In icet, the formalism is handled internally by the ClusterSpace class.

Cluster expansion construction

The task of training a CE can be formally written as a linear problem

\[\mathbf{\bar{\Pi}} \boldsymbol{J} = \boldsymbol{Q}\]

where \(\boldsymbol{Q}\) is the vector of target properties, the vector \(\boldsymbol{J}\) represents the ECIs, and \(\mathbf{\bar{\Pi}}\) is a matrix that is obtained by stacking the vectors that represent each structure (also referred to in this documentation as cluster vectors) of the training set.
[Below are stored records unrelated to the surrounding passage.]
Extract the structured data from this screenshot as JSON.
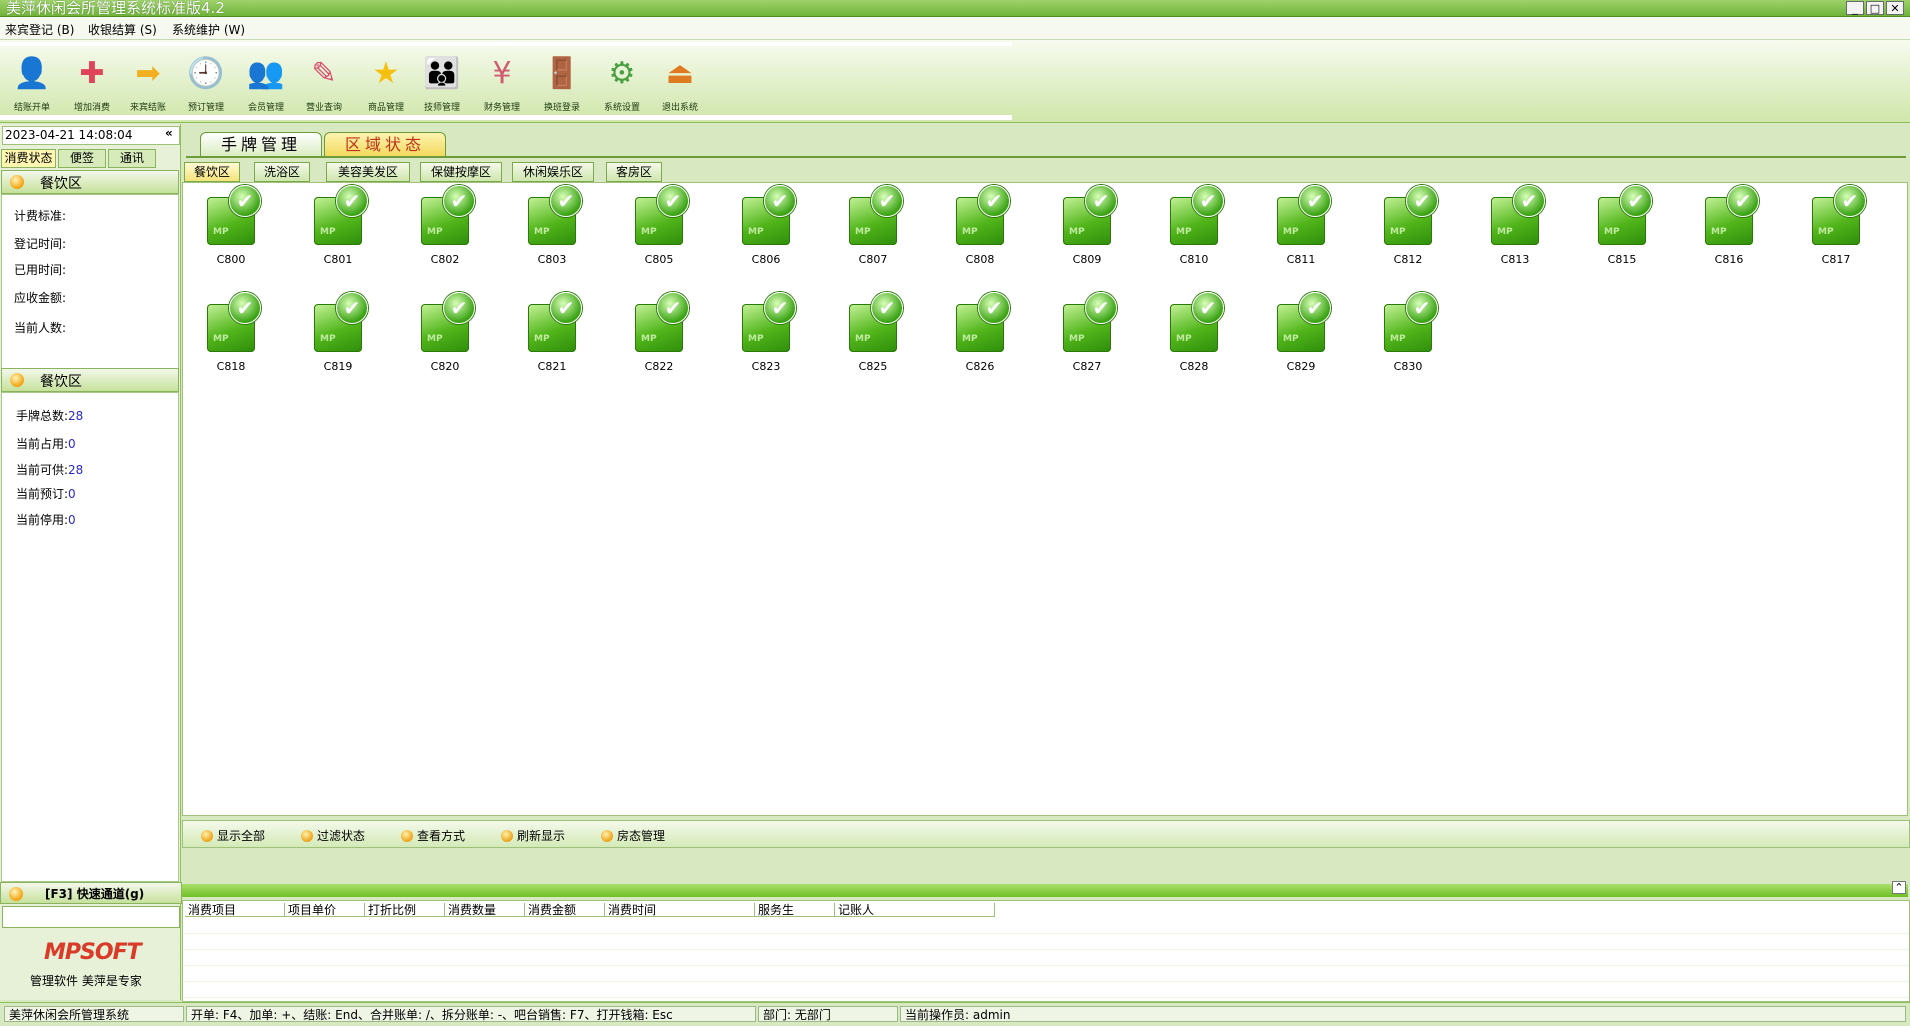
{
  "window": {
    "title": "美萍休闲会所管理系统标准版4.2",
    "buttons": {
      "minimize": "_",
      "maximize": "□",
      "close": "✕"
    }
  },
  "menu": [
    "来宾登记 (B)",
    "收银结算 (S)",
    "系统维护 (W)"
  ],
  "toolbar": [
    {
      "label": "结账开单",
      "icon": "person-icon"
    },
    {
      "label": "增加消费",
      "icon": "add-consumption-icon"
    },
    {
      "label": "来宾结账",
      "icon": "checkout-arrow-icon"
    },
    {
      "label": "预订管理",
      "icon": "clock-icon"
    },
    {
      "label": "会员管理",
      "icon": "members-icon"
    },
    {
      "label": "营业查询",
      "icon": "query-icon"
    },
    {
      "label": "商品管理",
      "icon": "star-icon"
    },
    {
      "label": "技师管理",
      "icon": "staff-icon"
    },
    {
      "label": "财务管理",
      "icon": "finance-icon"
    },
    {
      "label": "换班登录",
      "icon": "door-icon"
    },
    {
      "label": "系统设置",
      "icon": "gears-icon"
    },
    {
      "label": "退出系统",
      "icon": "exit-icon"
    }
  ],
  "left": {
    "datetime": "2023-04-21 14:08:04",
    "collapse": "«",
    "tabs": [
      "消费状态",
      "便签",
      "通讯"
    ],
    "section1": {
      "title": "餐饮区",
      "fields": [
        "计费标准:",
        "登记时间:",
        "已用时间:",
        "应收金额:",
        "当前人数:"
      ]
    },
    "section2": {
      "title": "餐饮区",
      "stats": [
        {
          "label": "手牌总数:",
          "value": "28"
        },
        {
          "label": "当前占用:",
          "value": "0"
        },
        {
          "label": "当前可供:",
          "value": "28"
        },
        {
          "label": "当前预订:",
          "value": "0"
        },
        {
          "label": "当前停用:",
          "value": "0"
        }
      ]
    },
    "quick": {
      "title": "[F3] 快速通道(g)",
      "logo": "MPSOFT",
      "slogan": "管理软件 美萍是专家"
    }
  },
  "main": {
    "tabs": [
      "手牌管理",
      "区域状态"
    ],
    "zones": [
      "餐饮区",
      "洗浴区",
      "美容美发区",
      "保健按摩区",
      "休闲娱乐区",
      "客房区"
    ],
    "rooms": [
      "C800",
      "C801",
      "C802",
      "C803",
      "C805",
      "C806",
      "C807",
      "C808",
      "C809",
      "C810",
      "C811",
      "C812",
      "C813",
      "C815",
      "C816",
      "C817",
      "C818",
      "C819",
      "C820",
      "C821",
      "C822",
      "C823",
      "C825",
      "C826",
      "C827",
      "C828",
      "C829",
      "C830"
    ],
    "actions": [
      "显示全部",
      "过滤状态",
      "查看方式",
      "刷新显示",
      "房态管理"
    ],
    "table_columns": [
      "消费项目",
      "项目单价",
      "打折比例",
      "消费数量",
      "消费金额",
      "消费时间",
      "服务生",
      "记账人"
    ],
    "scroll_up": "⌃"
  },
  "status": [
    "美萍休闲会所管理系统",
    "开单: F4、加单: +、结账: End、合并账单: /、拆分账单: -、吧台销售: F7、打开钱箱: Esc",
    "部门: 无部门",
    "当前操作员: admin"
  ],
  "colors": {
    "accent_green": "#6fb33a",
    "link_blue": "#2a28c8",
    "active_tab": "#f6e37a"
  }
}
Here, the multiplicities \(m_{\alpha}\) have been included in \(\mathbf{\bar{\Pi}}\).

This problem can be approached by choosing the number of structures \(n_{\boldsymbol{Q}}\) (and thus the dimensionality of \(\boldsymbol{Q}\)), to be (much) larger than the number of ECIs \(n_{\boldsymbol{J}}\) (and thus the dimensionality of \(\boldsymbol{J}\), (\(n_{\boldsymbol{Q}}>n_{\boldsymbol{J}}\)). The set of equations is thus overdetermined. The optimal set of ECIs for fixed training set and cluster function basis is then obtained by minimizing the \(l_2\)-norm of \(\mathbf{\bar{\Pi}} \boldsymbol{J} - \boldsymbol{Q}\)

\[\boldsymbol{J}_{\text{opt}} = \arg\min_{\boldsymbol{J}} \left\{ || \mathbf{\bar{\Pi}} \boldsymbol{J} - \boldsymbol{Q} ||_2 \right\}.\]
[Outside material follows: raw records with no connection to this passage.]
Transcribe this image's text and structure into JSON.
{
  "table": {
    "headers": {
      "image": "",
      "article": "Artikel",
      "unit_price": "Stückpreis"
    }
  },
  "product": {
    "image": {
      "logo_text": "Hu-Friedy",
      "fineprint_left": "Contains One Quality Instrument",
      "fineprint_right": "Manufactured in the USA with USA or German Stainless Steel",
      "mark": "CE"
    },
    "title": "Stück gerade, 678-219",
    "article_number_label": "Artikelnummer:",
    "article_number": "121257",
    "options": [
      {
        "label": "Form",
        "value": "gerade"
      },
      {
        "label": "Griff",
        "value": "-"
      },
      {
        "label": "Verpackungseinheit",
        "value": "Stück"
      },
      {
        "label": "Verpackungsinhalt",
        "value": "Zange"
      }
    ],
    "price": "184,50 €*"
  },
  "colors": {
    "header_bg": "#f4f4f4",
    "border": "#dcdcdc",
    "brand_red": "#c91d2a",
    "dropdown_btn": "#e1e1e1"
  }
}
Traditional algorithms [Wal09] then proceed by generating a series of CEs corresponding to different basis set choices, i.e. different values of \(n_{\boldsymbol{J}}\). By comparing the performance of each CE by means of a cross validation (CV) score the best performing CE is selected. An alternative approach is to choose the number of ECIs larger than the number of structures (\(n_{\boldsymbol{J}}>n_{\boldsymbol{Q}}\)). The resulting problem is then underdetermined, but can be solved by means of compressive sensing [CanWak08] [NelHarZho13] [NelOzoRee13]. In practice, one obtains a sparse solution, i.e., a solution in which many ECIs are zero. It is also possible to employ Bayesian approaches [MueCed09] or genetic algorithms [BluHarWal05].
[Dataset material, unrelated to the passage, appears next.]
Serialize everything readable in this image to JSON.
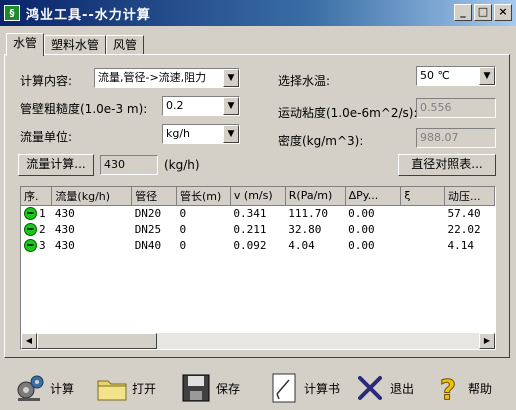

icet is agnostic to a particular optimization approach and can in principle be used in conjunction with any of these techniques. For many applications, the trainstation package, the documentation of which can be found here, provides a particular simple interface and many of our examples use this package.